Now owned and operated by the Peabody Essex Museum, the Ropes Mansion was designed and constructed in 1912, though the adjacent Georgian-style mansion that once accommodated three generations of the Ropes family of Salem dates back to 1727. The Ropes Mansion is open all year for visitors to tour the magnificent home once belonging to Judge Nathanial Ropes.

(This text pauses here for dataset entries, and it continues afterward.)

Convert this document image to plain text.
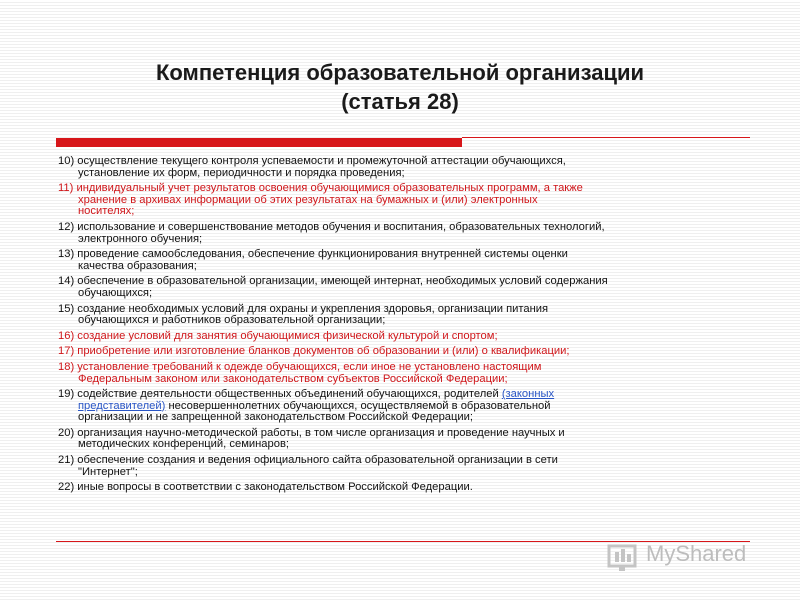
Компетенция образовательной организации
(статья 28)
10) осуществление текущего контроля успеваемости и промежуточной аттестации обучающихся,
установление их форм, периодичности и порядка проведения;
11) индивидуальный учет результатов освоения обучающимися образовательных программ, а также
хранение в архивах информации об этих результатах на бумажных и (или) электронных
носителях;
12) использование и совершенствование методов обучения и воспитания, образовательных технологий,
электронного обучения;
13) проведение самообследования, обеспечение функционирования внутренней системы оценки
качества образования;
14) обеспечение в образовательной организации, имеющей интернат, необходимых условий содержания
обучающихся;
15) создание необходимых условий для охраны и укрепления здоровья, организации питания
обучающихся и работников образовательной организации;
16) создание условий для занятия обучающимися физической культурой и спортом;
17) приобретение или изготовление бланков документов об образовании и (или) о квалификации;
18) установление требований к одежде обучающихся, если иное не установлено настоящим
Федеральным законом или законодательством субъектов Российской Федерации;
19) содействие деятельности общественных объединений обучающихся, родителей (законных
представителей) несовершеннолетних обучающихся, осуществляемой в образовательной
организации и не запрещенной законодательством Российской Федерации;
20) организация научно-методической работы, в том числе организация и проведение научных и
методических конференций, семинаров;
21) обеспечение создания и ведения официального сайта образовательной организации в сети
"Интернет";
22) иные вопросы в соответствии с законодательством Российской Федерации.
MyShared
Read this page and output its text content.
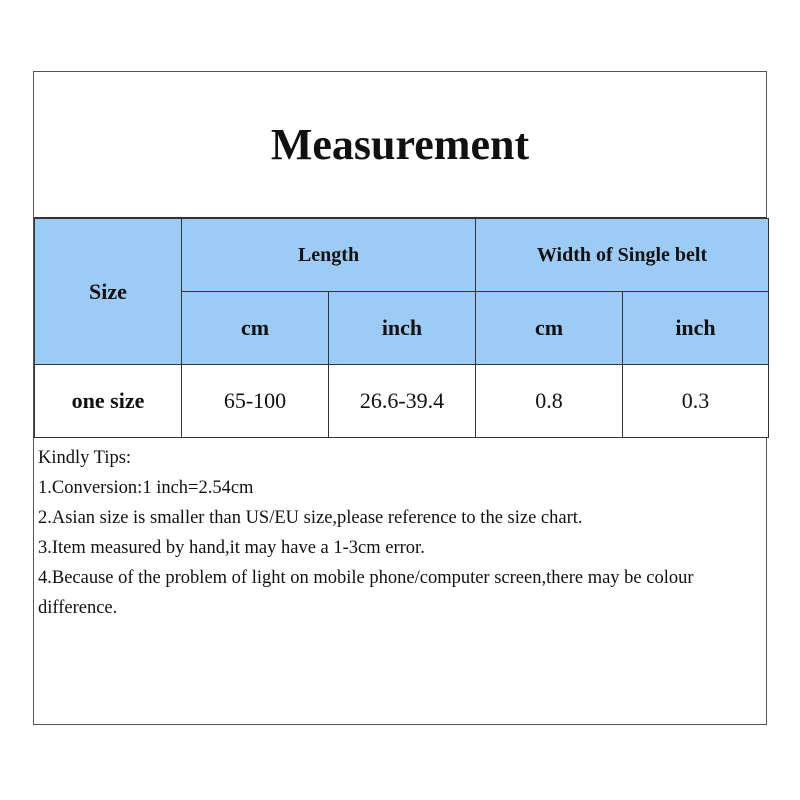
Measurement
Size	Length		Width of Single belt	
	cm	inch	cm	inch
one size	65-100	26.6-39.4	0.8	0.3
Kindly Tips:
1.Conversion:1 inch=2.54cm
2.Asian size is smaller than US/EU size,please reference to the size chart.
3.Item measured by hand,it may have a 1-3cm error.
4.Because of the problem of light on mobile phone/computer screen,there may be colour difference.
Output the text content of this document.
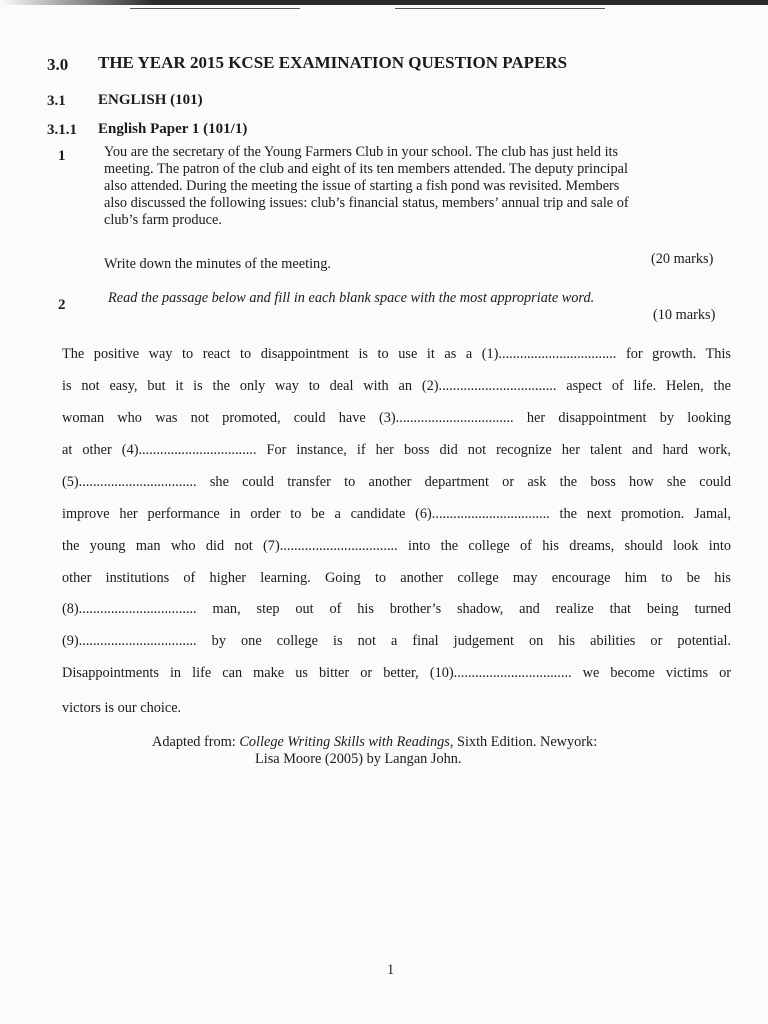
3.0 THE YEAR 2015 KCSE EXAMINATION QUESTION PAPERS
3.1 ENGLISH (101)
3.1.1 English Paper 1 (101/1)
1	You are the secretary of the Young Farmers Club in your school. The club has just held its
meeting. The patron of the club and eight of its ten members attended. The deputy principal
also attended. During the meeting the issue of starting a fish pond was revisited. Members
also discussed the following issues: club’s financial status, members’ annual trip and sale of
club’s farm produce.
Write down the minutes of the meeting.	(20 marks)
2	Read the passage below and fill in each blank space with the most appropriate word.
(10 marks)
The positive way to react to disappointment is to use it as a (1)................................. for growth. This
is not easy, but it is the only way to deal with an (2)................................. aspect of life. Helen, the
woman who was not promoted, could have (3)................................. her disappointment by looking
at other (4)................................. For instance, if her boss did not recognize her talent and hard work,
(5)................................. she could transfer to another department or ask the boss how she could
improve her performance in order to be a candidate (6)................................. the next promotion. Jamal,
the young man who did not (7)................................. into the college of his dreams, should look into
other institutions of higher learning. Going to another college may encourage him to be his
(8)................................. man, step out of his brother’s shadow, and realize that being turned
(9)................................. by one college is not a final judgement on his abilities or potential.
Disappointments in life can make us bitter or better, (10)................................. we become victims or
victors is our choice.
Adapted from: College Writing Skills with Readings, Sixth Edition. Newyork:
Lisa Moore (2005) by Langan John.
1
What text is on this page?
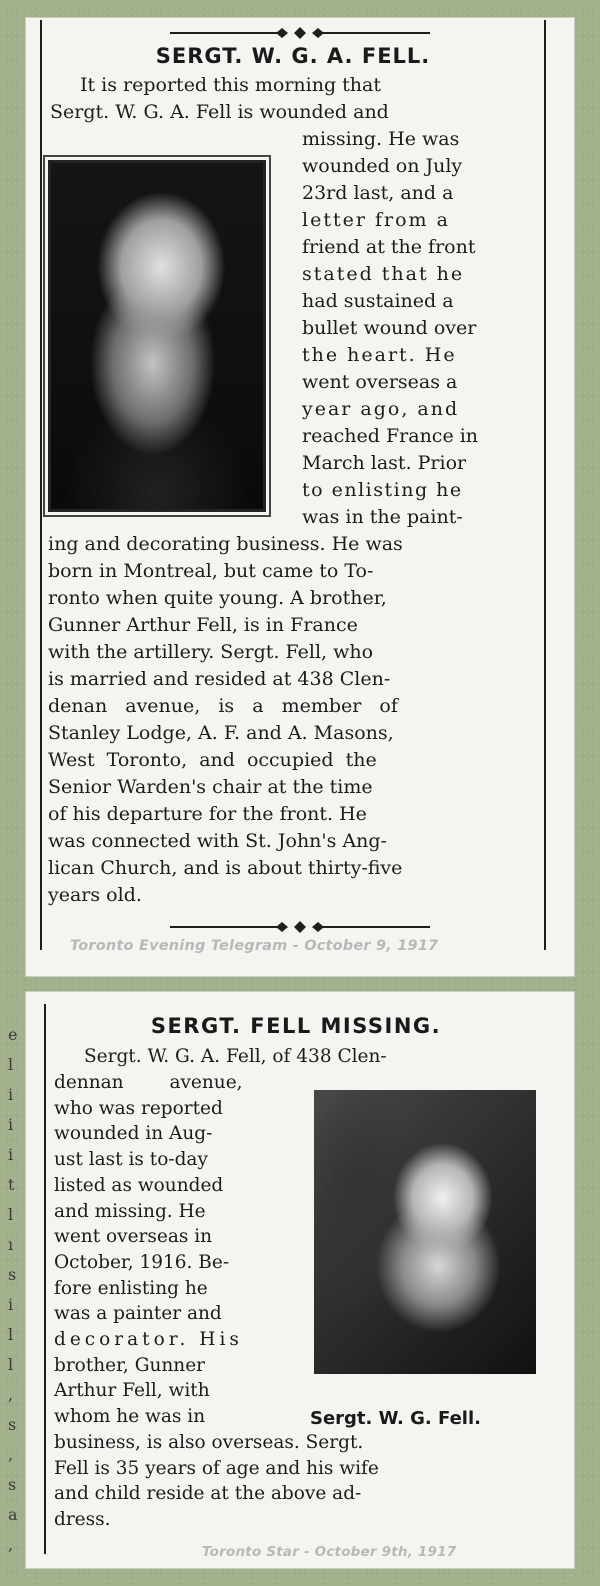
SERGT. W. G. A. FELL.
It is reported this morning that
Sergt. W. G. A. Fell is wounded and
missing. He was
wounded on July
23rd last, and a
letter from a
friend at the front
stated that he
had sustained a
bullet wound over
the heart. He
went overseas a
year ago, and
reached France in
March last. Prior
to enlisting he
was in the paint-
ing and decorating business. He was
born in Montreal, but came to To-
ronto when quite young. A brother,
Gunner Arthur Fell, is in France
with the artillery. Sergt. Fell, who
is married and resided at 438 Clen-
denan avenue, is a member of
Stanley Lodge, A. F. and A. Masons,
West Toronto, and occupied the
Senior Warden's chair at the time
of his departure for the front. He
was connected with St. John's Ang-
lican Church, and is about thirty-five
years old.
Toronto Evening Telegram - October 9, 1917
e
l
i
i
i
t
l
ı
s
i
l
l
,
s
,
s
a
,
SERGT. FELL MISSING.
Sergt. W. G. A. Fell, of 438 Clen-
dennan avenue,
who was reported
wounded in Aug-
ust last is to-day
listed as wounded
and missing. He
went overseas in
October, 1916. Be-
fore enlisting he
was a painter and
decorator. His
brother, Gunner
Arthur Fell, with
whom he was in	Sergt. W. G. Fell.
business, is also overseas. Sergt.
Fell is 35 years of age and his wife
and child reside at the above ad-
dress.
Toronto Star - October 9th, 1917
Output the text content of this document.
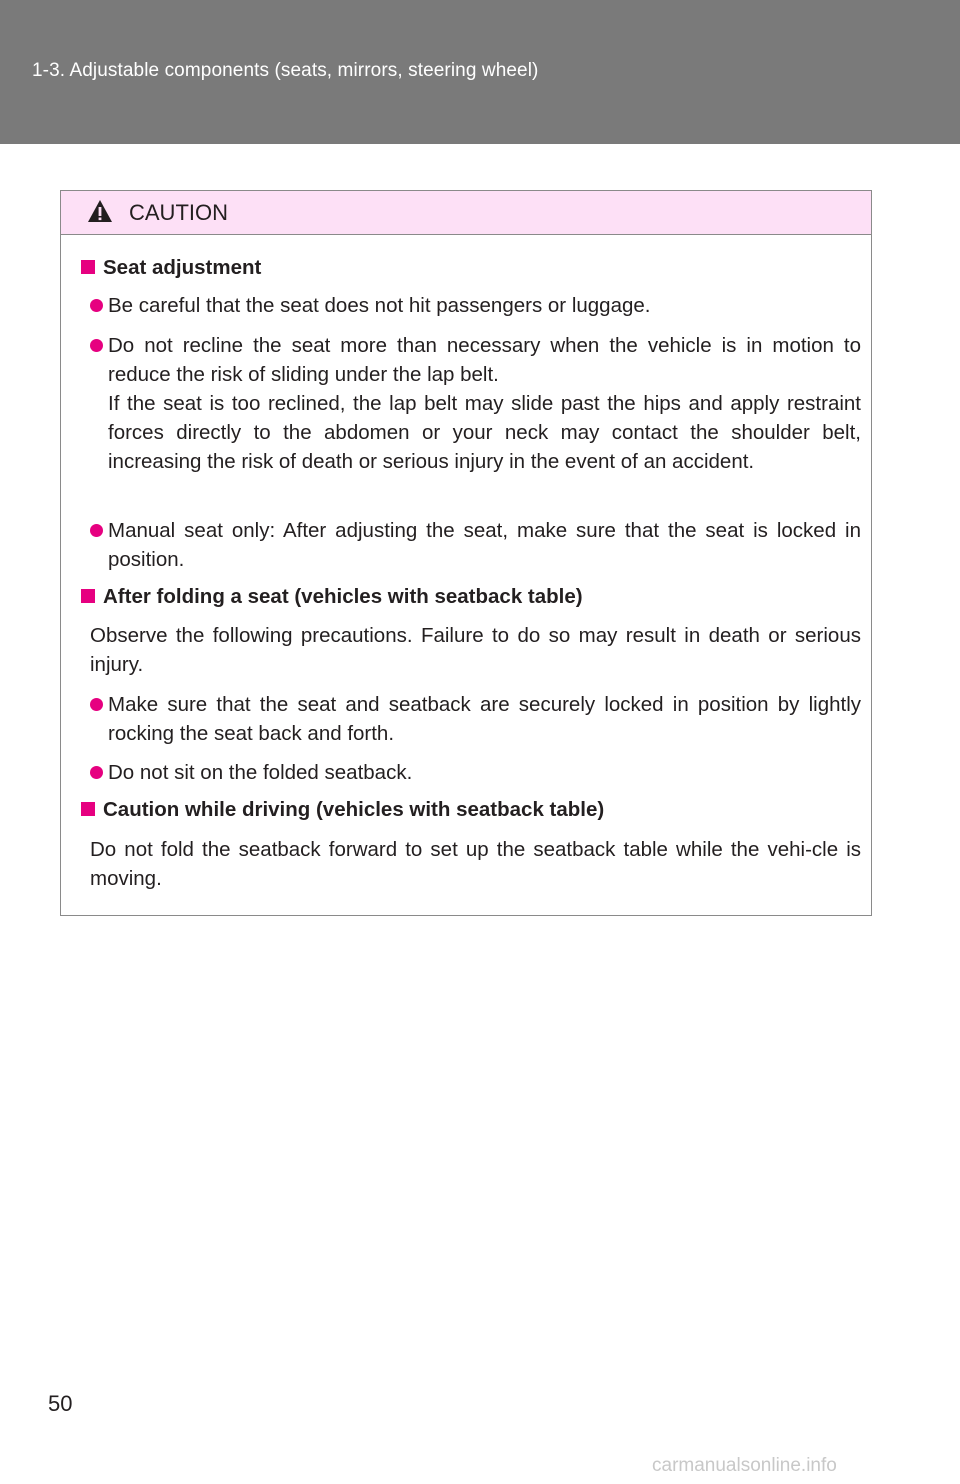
1-3. Adjustable components (seats, mirrors, steering wheel)
CAUTION
Seat adjustment

Be careful that the seat does not hit passengers or luggage.

Do not recline the seat more than necessary when the vehicle is in motion to reduce the risk of sliding under the lap belt.

If the seat is too reclined, the lap belt may slide past the hips and apply restraint forces directly to the abdomen or your neck may contact the shoulder belt, increasing the risk of death or serious injury in the event of an accident.

Manual seat only: After adjusting the seat, make sure that the seat is locked in position.

After folding a seat (vehicles with seatback table)

Observe the following precautions. Failure to do so may result in death or serious injury.

Make sure that the seat and seatback are securely locked in position by lightly rocking the seat back and forth.

Do not sit on the folded seatback.

Caution while driving (vehicles with seatback table)

Do not fold the seatback forward to set up the seatback table while the vehi-cle is moving.

50
carmanualsonline.info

The Ropes family settled in Salem back in 1630 and the mansions we see today were designed by Samuel McIntire. Judge Ropes died in the Ropes Mansion and his wife Abigail also passed away in an upstairs bedroom. Abigail's death was an unexpected tragedy. While passing a fireplace one night, her long, flowing period-style dress dangled and swayed into the open-pit fire in the kitchen. Her heavy dress quickly went up in flames and the poor woman painfully burned to death, making her way upstairs, without her sleeping husband hearing a sound. People who visit the Ropes Mansion can be subjected to a heavy sense of dreadfulness and sadness. Not only have photographs captured ghostly activity, but people notice indents on couches and chairs, as if someone "invisible" is sitting on the furniture right in front of them. People believe Judge Ropes and Abigail both haunt the mansion in which they once lived and adored. A few people have seen a woman looking out windows at all times of the day and night. What is bewildering about this woman with dark hair swooped up in a loose bun, is that if you are one of the few who see her looking out the window at you, you and see directly through her, to the other side of the room.